Le bonheur.

Le bonheur dans le goût des choses les plus simples, dans la recherche de la beauté, celle qui pousse, celle qui vole, celle qui chante, celle qui est parfumée, le bonheur dans la force qui porte les branches des platanes comme des bras de titans, le bonheur dans la folle joie du printemps, le bonheur dans la beauté qui s’ignore, le bonheur dans le sommeil de l’hiver et les furies de novembre. Le bonheur dans la biche à l’orée du bois, dans le renard marchant sans bruit dans le pré à l’aube, dans le vol furtif de la chouette, cette nuit. Le bonheur dans la lune renouvelée, dans le tissu des étoiles, dans le bleu de l’azur sans fin. Le bonheur dans le pain, les fruits, le miel. Le bonheur dans ce qui vit, ce qui respire, dans le souffle ultramarin des baleines, et dans leur chant mélancolique. Le bonheur dans l’eau du ruisseau qui emplit ma paume, et dans la pluie qui lave tout. Le bonheur dans la mélodie d’un rossignol qui appelle sa belle, dans l’haleine du sanglier qui s’est échappé, dans la vie.

Le bonheur dans l’admiration de la beauté créée, de la beauté donnée, du grand, du formidable, du don du peintre tout entier à son art, de la bénédiction du sculpteur et dans le miracle de la musique et de la beauté abstraite des sons.
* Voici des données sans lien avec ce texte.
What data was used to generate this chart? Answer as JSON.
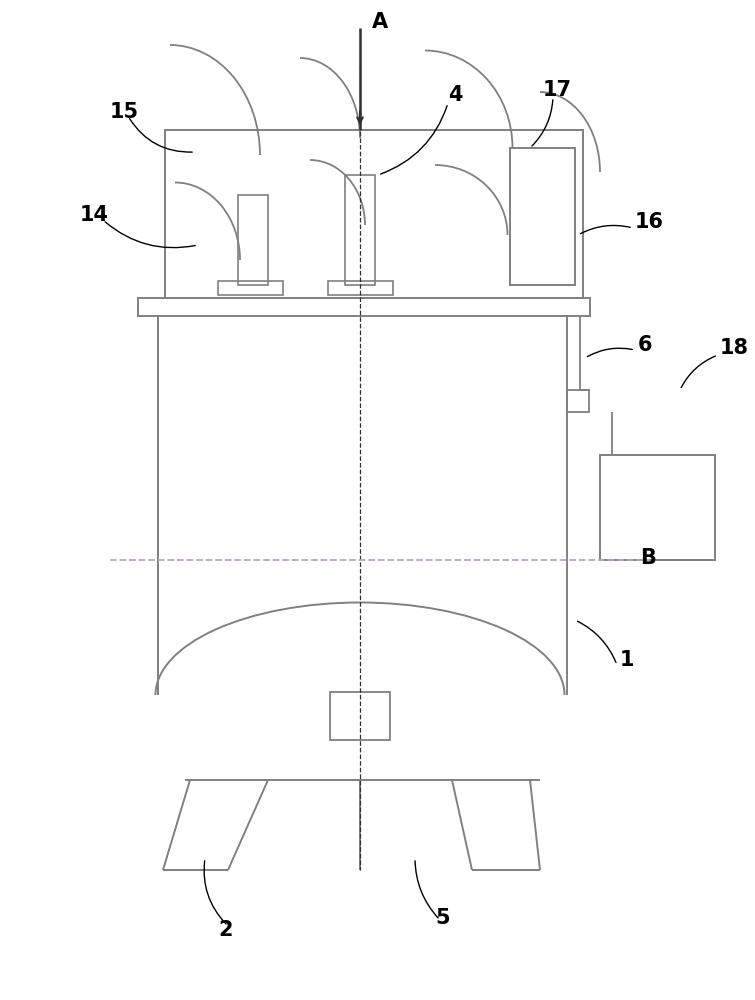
{
  "bg_color": "#ffffff",
  "line_color": "#808080",
  "dark_line": "#303030",
  "dashed_color": "#c0a0c0",
  "fig_width": 7.55,
  "fig_height": 10.0
}
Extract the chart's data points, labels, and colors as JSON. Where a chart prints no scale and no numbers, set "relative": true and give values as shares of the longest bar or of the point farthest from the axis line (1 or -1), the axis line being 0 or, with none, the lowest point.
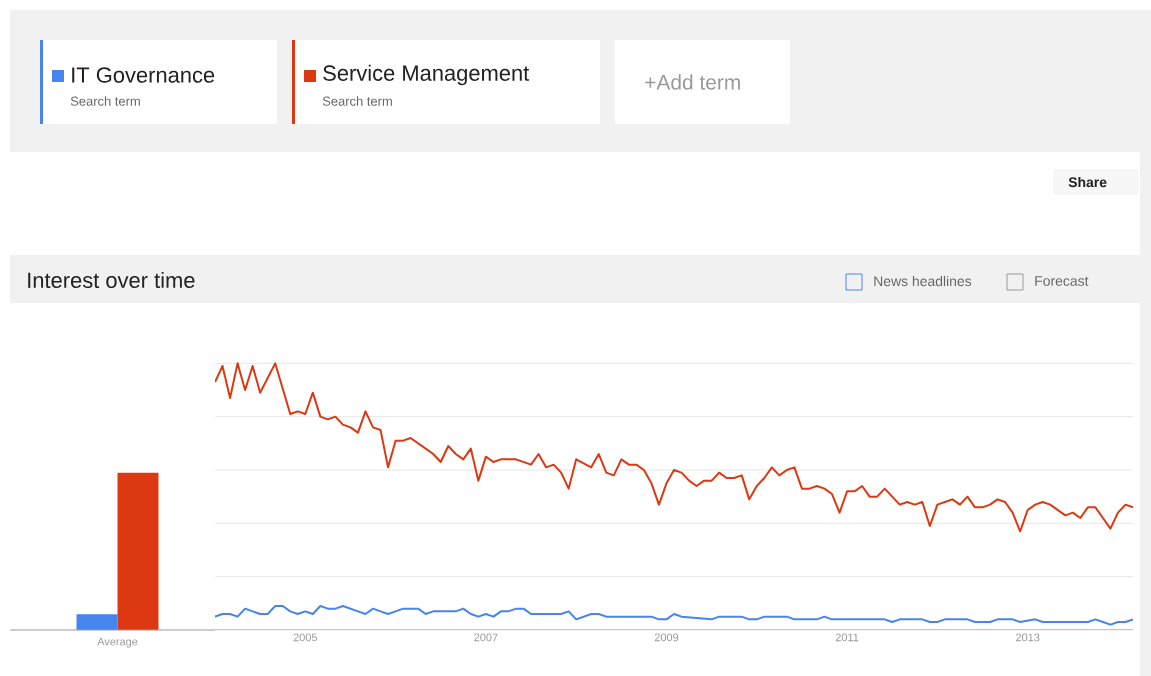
{
  "chart_data": [
    {
      "type": "bar",
      "categories": [
        "Average"
      ],
      "relative": true,
      "series": [
        {
          "color": "#4684ee",
          "values": [
            0.1
          ]
        },
        {
          "color": "#dc3912",
          "values": [
            1
          ]
        }
      ]
    },
    {
      "type": "line",
      "title": "Interest over time",
      "relative": true,
      "grid": "y",
      "legend": "top",
      "xlim": [
        "2004-01",
        "2014-03"
      ],
      "xticks": [
        "2005",
        "2007",
        "2009",
        "2011",
        "2013"
      ],
      "annotations": [
        "Search term",
        "Search term",
        "+Add term",
        "Share",
        "News headlines",
        "Forecast"
      ],
      "series": [
        {
          "name": "IT Governance",
          "color": "#4684ee",
          "x": [
            "2004-01",
            "2004-02",
            "2004-03",
            "2004-04",
            "2004-05",
            "2004-06",
            "2004-07",
            "2004-08",
            "2004-09",
            "2004-10",
            "2004-11",
            "2004-12",
            "2005-01",
            "2005-02",
            "2005-03",
            "2005-04",
            "2005-05",
            "2005-06",
            "2005-07",
            "2005-08",
            "2005-09",
            "2005-10",
            "2005-11",
            "2005-12",
            "2006-01",
            "2006-02",
            "2006-04",
            "2006-05",
            "2006-06",
            "2006-09",
            "2006-10",
            "2006-11",
            "2006-12",
            "2007-01",
            "2007-02",
            "2007-03",
            "2007-04",
            "2007-05",
            "2007-06",
            "2007-07",
            "2007-11",
            "2007-12",
            "2008-01",
            "2008-03",
            "2008-04",
            "2008-05",
            "2008-11",
            "2008-12",
            "2009-01",
            "2009-02",
            "2009-03",
            "2009-07",
            "2009-08",
            "2009-11",
            "2009-12",
            "2010-01",
            "2010-02",
            "2010-05",
            "2010-06",
            "2010-09",
            "2010-10",
            "2010-11",
            "2011-06",
            "2011-07",
            "2011-08",
            "2011-11",
            "2011-12",
            "2012-01",
            "2012-02",
            "2012-05",
            "2012-06",
            "2012-08",
            "2012-09",
            "2012-11",
            "2012-12",
            "2013-02",
            "2013-03",
            "2013-09",
            "2013-10",
            "2013-11",
            "2013-12",
            "2014-01",
            "2014-02",
            "2014-03"
          ],
          "values": [
            0.05,
            0.06,
            0.06,
            0.05,
            0.08,
            0.07,
            0.06,
            0.06,
            0.09,
            0.09,
            0.07,
            0.06,
            0.07,
            0.06,
            0.09,
            0.08,
            0.08,
            0.09,
            0.08,
            0.07,
            0.06,
            0.08,
            0.07,
            0.06,
            0.07,
            0.08,
            0.08,
            0.06,
            0.07,
            0.07,
            0.08,
            0.06,
            0.05,
            0.06,
            0.05,
            0.07,
            0.07,
            0.08,
            0.08,
            0.06,
            0.06,
            0.07,
            0.04,
            0.06,
            0.06,
            0.05,
            0.05,
            0.04,
            0.04,
            0.06,
            0.05,
            0.04,
            0.05,
            0.05,
            0.04,
            0.04,
            0.05,
            0.05,
            0.04,
            0.04,
            0.05,
            0.04,
            0.04,
            0.03,
            0.04,
            0.04,
            0.03,
            0.03,
            0.04,
            0.04,
            0.03,
            0.03,
            0.04,
            0.04,
            0.03,
            0.04,
            0.03,
            0.03,
            0.04,
            0.03,
            0.02,
            0.03,
            0.03,
            0.04
          ]
        },
        {
          "name": "Service Management",
          "color": "#dc3912",
          "x": [
            "2004-01",
            "2004-02",
            "2004-03",
            "2004-04",
            "2004-05",
            "2004-06",
            "2004-07",
            "2004-09",
            "2004-11",
            "2004-12",
            "2005-01",
            "2005-02",
            "2005-03",
            "2005-04",
            "2005-05",
            "2005-06",
            "2005-07",
            "2005-08",
            "2005-09",
            "2005-10",
            "2005-11",
            "2005-12",
            "2006-01",
            "2006-02",
            "2006-03",
            "2006-05",
            "2006-06",
            "2006-07",
            "2006-08",
            "2006-09",
            "2006-10",
            "2006-11",
            "2006-12",
            "2007-01",
            "2007-02",
            "2007-03",
            "2007-04",
            "2007-05",
            "2007-07",
            "2007-08",
            "2007-09",
            "2007-10",
            "2007-11",
            "2007-12",
            "2008-01",
            "2008-03",
            "2008-04",
            "2008-05",
            "2008-06",
            "2008-07",
            "2008-08",
            "2008-09",
            "2008-10",
            "2008-11",
            "2008-12",
            "2009-01",
            "2009-02",
            "2009-03",
            "2009-04",
            "2009-05",
            "2009-06",
            "2009-07",
            "2009-08",
            "2009-09",
            "2009-10",
            "2009-11",
            "2009-12",
            "2010-01",
            "2010-02",
            "2010-03",
            "2010-04",
            "2010-05",
            "2010-06",
            "2010-07",
            "2010-08",
            "2010-09",
            "2010-10",
            "2010-11",
            "2010-12",
            "2011-01",
            "2011-02",
            "2011-03",
            "2011-04",
            "2011-05",
            "2011-06",
            "2011-07",
            "2011-08",
            "2011-09",
            "2011-10",
            "2011-11",
            "2011-12",
            "2012-01",
            "2012-02",
            "2012-03",
            "2012-04",
            "2012-05",
            "2012-06",
            "2012-07",
            "2012-08",
            "2012-09",
            "2012-10",
            "2012-11",
            "2012-12",
            "2013-01",
            "2013-02",
            "2013-03",
            "2013-04",
            "2013-05",
            "2013-06",
            "2013-07",
            "2013-08",
            "2013-09",
            "2013-10",
            "2013-11",
            "2013-12",
            "2014-01",
            "2014-02",
            "2014-03"
          ],
          "values": [
            0.93,
            0.99,
            0.87,
            1,
            0.9,
            0.99,
            0.89,
            1,
            0.81,
            0.82,
            0.81,
            0.89,
            0.8,
            0.79,
            0.8,
            0.77,
            0.76,
            0.74,
            0.82,
            0.76,
            0.75,
            0.61,
            0.71,
            0.71,
            0.72,
            0.68,
            0.66,
            0.63,
            0.69,
            0.66,
            0.64,
            0.68,
            0.56,
            0.65,
            0.63,
            0.64,
            0.64,
            0.64,
            0.62,
            0.66,
            0.61,
            0.62,
            0.59,
            0.53,
            0.64,
            0.61,
            0.66,
            0.59,
            0.58,
            0.64,
            0.62,
            0.62,
            0.6,
            0.55,
            0.47,
            0.55,
            0.6,
            0.59,
            0.56,
            0.54,
            0.56,
            0.56,
            0.59,
            0.57,
            0.57,
            0.58,
            0.49,
            0.54,
            0.57,
            0.61,
            0.58,
            0.6,
            0.61,
            0.53,
            0.53,
            0.54,
            0.53,
            0.51,
            0.44,
            0.52,
            0.52,
            0.54,
            0.5,
            0.5,
            0.53,
            0.5,
            0.47,
            0.48,
            0.47,
            0.48,
            0.39,
            0.47,
            0.48,
            0.49,
            0.47,
            0.5,
            0.46,
            0.46,
            0.47,
            0.49,
            0.48,
            0.44,
            0.37,
            0.45,
            0.47,
            0.48,
            0.47,
            0.45,
            0.43,
            0.44,
            0.42,
            0.46,
            0.46,
            0.42,
            0.38,
            0.44,
            0.47,
            0.46
          ]
        }
      ]
    }
  ]
}
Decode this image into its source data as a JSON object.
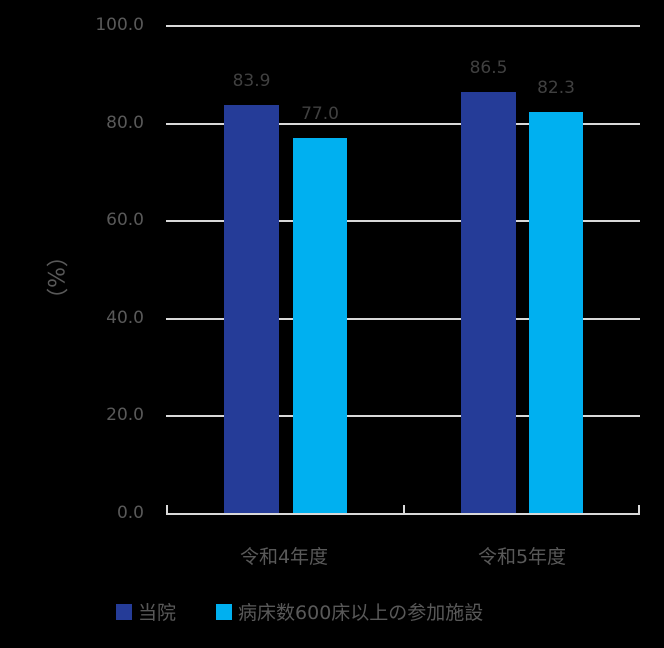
{
  "chart_data": {
    "type": "bar",
    "title": "",
    "xlabel": "",
    "ylabel": "（%）",
    "ylim": [
      0,
      100
    ],
    "yticks": [
      "0.0",
      "20.0",
      "40.0",
      "60.0",
      "80.0",
      "100.0"
    ],
    "grid": true,
    "legend_position": "bottom",
    "categories": [
      "令和4年度",
      "令和5年度"
    ],
    "series": [
      {
        "name": "当院",
        "color": "#253C98",
        "values": [
          83.9,
          86.5
        ],
        "labels": [
          "83.9",
          "86.5"
        ]
      },
      {
        "name": "病床数600床以上の参加施設",
        "color": "#00B0F0",
        "values": [
          77.0,
          82.3
        ],
        "labels": [
          "77.0",
          "82.3"
        ]
      }
    ]
  }
}
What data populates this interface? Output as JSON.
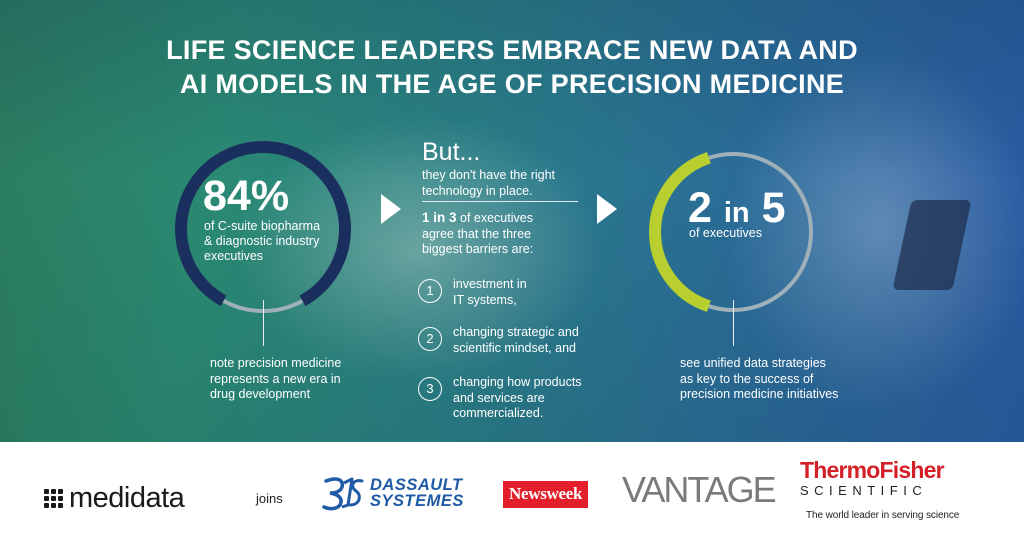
{
  "title": {
    "line1": "LIFE SCIENCE LEADERS EMBRACE NEW DATA AND",
    "line2": "AI MODELS IN THE AGE OF PRECISION MEDICINE"
  },
  "left_stat": {
    "value": "84%",
    "desc_line1": "of C-suite biopharma",
    "desc_line2": "& diagnostic industry",
    "desc_line3": "executives",
    "note": "note precision medicine represents a new era in drug development",
    "ring_fraction": 0.84
  },
  "middle": {
    "heading": "But...",
    "sub_line1": "they don't have the right",
    "sub_line2": "technology in place.",
    "stat_bold": "1 in 3",
    "stat_rest_line1": " of executives",
    "stat_line2": "agree that the three",
    "stat_line3": "biggest barriers are:",
    "barriers": [
      {
        "num": "1",
        "line1": "investment in",
        "line2": "IT systems,"
      },
      {
        "num": "2",
        "line1": "changing strategic and",
        "line2": "scientific mindset, and"
      },
      {
        "num": "3",
        "line1": "changing how products",
        "line2": "and services are",
        "line3": "commercialized."
      }
    ]
  },
  "right_stat": {
    "value_a": "2",
    "value_in": "in",
    "value_b": "5",
    "desc": "of executives",
    "note": "see unified data strategies as key to the success of precision medicine initiatives",
    "ring_fraction": 0.4
  },
  "footer": {
    "medidata": "medidata",
    "joins": "joins",
    "dassault_line1": "DASSAULT",
    "dassault_line2": "SYSTEMES",
    "newsweek": "Newsweek",
    "vantage": "VANTAGE",
    "thermo_fisher": "ThermoFisher",
    "scientific": "SCIENTIFIC",
    "tagline": "The world leader in serving science"
  },
  "colors": {
    "ring_navy": "#1b2f5e",
    "ring_lime": "#b9cf2f",
    "ring_gray": "#9fb0b8",
    "dassault_blue": "#1f5aa6",
    "newsweek_red": "#e21f2a",
    "thermo_red": "#d42027"
  }
}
Le bonheur dans la silhouette de Notre-Dame dressée sur l’éperon de son navire, dans la flèche légère de la Sainte-Chapelle, dans les arcs rouges et ocres, et le Mihrab soyeux de la Grande Mosquée, dans le miracle des paysages, dans les montagnes posées sur l’eau, dans le frisson de la forêt parcourue par le vent, dans les vagues toujours recommencées, dans les ruines qui résistent au sable des jours, dans la pierre taillée. Le bonheur dans le papier et l’encre, dans la couleur, dans la toile, et dans la pensée qui y dépose des images, le bonheur dans l’inspiration et le souffle.

Le bonheur parce que Schubert a existé, parce que Mozart a existé, parce que Michel-Ange, Toulouse-Lautrec et tant d’autres ont vécu, ont peint, ont composé, ont tracé et encré, construit et écrit, et que les vestiges de leur passage sont infiniment sensibles. Le bonheur dans la musique, dans le souvenir du geste de Fra Angelico, dans les doigts de l’artiste qui dessine un cheval sur la paroi de la grotte, et laisse la trace de son mouvement et l’empreinte de son pied. Le bonheur dans la mémoire de ceux dont la beauté était la quête.

Le bonheur dans la contemplation de ce qui nous a été donné, le bonheur dans les sens, dans le toucher, par les yeux, les oreilles et le nez, le bonheur. Le bonheur dans le don sans calcul. Le bonheur qui est là, juste là, à portée de nous. Le bonheur, il est au bord de nos yeux, à regarder dehors ce qui s’y passe. Il est dehors, avec son filet à attraper les émotions. Il est dans ce qu’on voit, dans ce qu’on mange, dans ce qu’on caresse et qu’on étreint, mais aussi dans ce qui nous fuit, qui glisse de nos mains, qui s’évapore dans l’air, dans ce qui passe, dans l’éphémère parfois, dans l’immuable aussi. Dans ce qui est fort et puissant, comme dans ce qui est fragile et ténu. Chacun a le sien, et il y en a pour tous.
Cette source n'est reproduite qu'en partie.